See, Em's been taking a tour of the countryside that's a little on the tame side. Back when she was traveling with her dad, she could stop the carriage any time and call it a day. At Udolpho, Em sees a wilder side of nature barely outside the castle walls. And even when she's totally terrified, she can't help but stop and reflect on how cool the place is:

She often paused to examine the gothic magnificence of Udolpho, its proud irregularity […] (2.6.15)

It's like a fantasy straight out of her romance novels finally came true.

Back to Chateau-le-Blanc

Even when Em leaves Udolpho for good, she's fated to arrive at yet another haunted house. She first glimpses Chateau-le-Blanc when she's searching for help for her ailing dad, though it's difficult to make out "in the faint moonlight" (1.6.38).

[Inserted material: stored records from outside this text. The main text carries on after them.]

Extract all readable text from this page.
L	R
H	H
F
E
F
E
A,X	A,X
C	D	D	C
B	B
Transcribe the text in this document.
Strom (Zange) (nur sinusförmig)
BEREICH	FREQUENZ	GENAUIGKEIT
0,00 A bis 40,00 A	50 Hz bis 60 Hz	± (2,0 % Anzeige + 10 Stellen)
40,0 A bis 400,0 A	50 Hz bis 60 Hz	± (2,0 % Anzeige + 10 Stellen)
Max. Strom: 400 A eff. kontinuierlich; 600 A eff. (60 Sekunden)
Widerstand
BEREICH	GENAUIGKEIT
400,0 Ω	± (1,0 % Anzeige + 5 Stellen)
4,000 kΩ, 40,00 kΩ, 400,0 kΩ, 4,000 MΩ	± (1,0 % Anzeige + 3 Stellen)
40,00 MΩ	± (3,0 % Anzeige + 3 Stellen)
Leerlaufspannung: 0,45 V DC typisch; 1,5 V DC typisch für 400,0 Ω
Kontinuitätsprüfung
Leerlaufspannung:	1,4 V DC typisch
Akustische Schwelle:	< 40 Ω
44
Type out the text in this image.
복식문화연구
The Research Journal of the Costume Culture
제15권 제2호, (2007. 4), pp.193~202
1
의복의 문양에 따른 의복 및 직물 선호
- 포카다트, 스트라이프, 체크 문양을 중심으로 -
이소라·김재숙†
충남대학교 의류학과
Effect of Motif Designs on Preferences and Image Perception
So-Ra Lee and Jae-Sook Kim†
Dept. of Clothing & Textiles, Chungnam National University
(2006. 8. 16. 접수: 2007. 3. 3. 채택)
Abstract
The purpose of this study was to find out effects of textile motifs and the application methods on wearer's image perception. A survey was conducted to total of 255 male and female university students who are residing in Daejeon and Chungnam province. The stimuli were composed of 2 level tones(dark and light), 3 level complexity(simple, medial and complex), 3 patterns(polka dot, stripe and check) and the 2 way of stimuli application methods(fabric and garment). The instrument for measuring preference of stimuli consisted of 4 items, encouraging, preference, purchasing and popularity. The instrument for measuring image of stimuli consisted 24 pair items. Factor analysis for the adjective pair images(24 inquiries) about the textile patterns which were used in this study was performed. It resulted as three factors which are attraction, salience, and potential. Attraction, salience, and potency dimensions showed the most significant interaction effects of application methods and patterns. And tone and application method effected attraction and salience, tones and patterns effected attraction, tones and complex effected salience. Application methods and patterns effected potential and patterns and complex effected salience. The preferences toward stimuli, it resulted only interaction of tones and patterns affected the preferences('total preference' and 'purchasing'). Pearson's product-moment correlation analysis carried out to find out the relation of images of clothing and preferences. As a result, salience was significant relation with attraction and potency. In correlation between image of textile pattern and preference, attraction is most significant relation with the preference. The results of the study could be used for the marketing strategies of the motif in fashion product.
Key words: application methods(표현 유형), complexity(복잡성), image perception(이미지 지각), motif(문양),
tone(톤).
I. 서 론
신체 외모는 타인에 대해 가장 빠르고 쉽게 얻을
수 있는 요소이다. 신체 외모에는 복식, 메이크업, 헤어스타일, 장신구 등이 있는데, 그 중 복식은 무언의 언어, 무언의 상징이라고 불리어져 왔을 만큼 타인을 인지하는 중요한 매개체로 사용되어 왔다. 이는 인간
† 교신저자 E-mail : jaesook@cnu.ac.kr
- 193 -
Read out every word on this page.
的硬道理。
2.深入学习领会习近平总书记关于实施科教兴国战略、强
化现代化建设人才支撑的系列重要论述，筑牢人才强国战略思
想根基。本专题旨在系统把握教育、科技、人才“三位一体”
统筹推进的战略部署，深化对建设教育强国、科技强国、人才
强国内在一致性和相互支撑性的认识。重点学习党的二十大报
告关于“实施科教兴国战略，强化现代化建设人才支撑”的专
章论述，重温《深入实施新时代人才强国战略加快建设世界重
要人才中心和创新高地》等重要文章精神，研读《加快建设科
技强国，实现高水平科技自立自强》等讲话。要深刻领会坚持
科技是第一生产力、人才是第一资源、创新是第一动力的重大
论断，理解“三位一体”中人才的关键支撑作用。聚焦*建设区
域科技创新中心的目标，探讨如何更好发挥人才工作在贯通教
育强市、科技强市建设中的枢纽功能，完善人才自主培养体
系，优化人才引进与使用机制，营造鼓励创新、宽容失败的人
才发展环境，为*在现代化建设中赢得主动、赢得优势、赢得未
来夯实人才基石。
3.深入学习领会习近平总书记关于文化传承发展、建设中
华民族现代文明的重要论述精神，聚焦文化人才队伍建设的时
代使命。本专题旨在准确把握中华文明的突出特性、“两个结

But it's when she makes it back to the chateau after escaping from Udolpho that she really gets a sense of her new home.

Take a look at Blanche's first impression of Chateau-le-Blanc: as she draws near to the mansion for the first time, "the gothic features of this ancient mansion successively appeared" (3.10.10). Like Em, Blanche is bound and determined to see the romantic potential in any place she visits. The events that occur at the chateau—like Em glimpsing a "ghost" in the Marchioness's room—have a lot to do with the fact that the girls expect spooky things to happen there.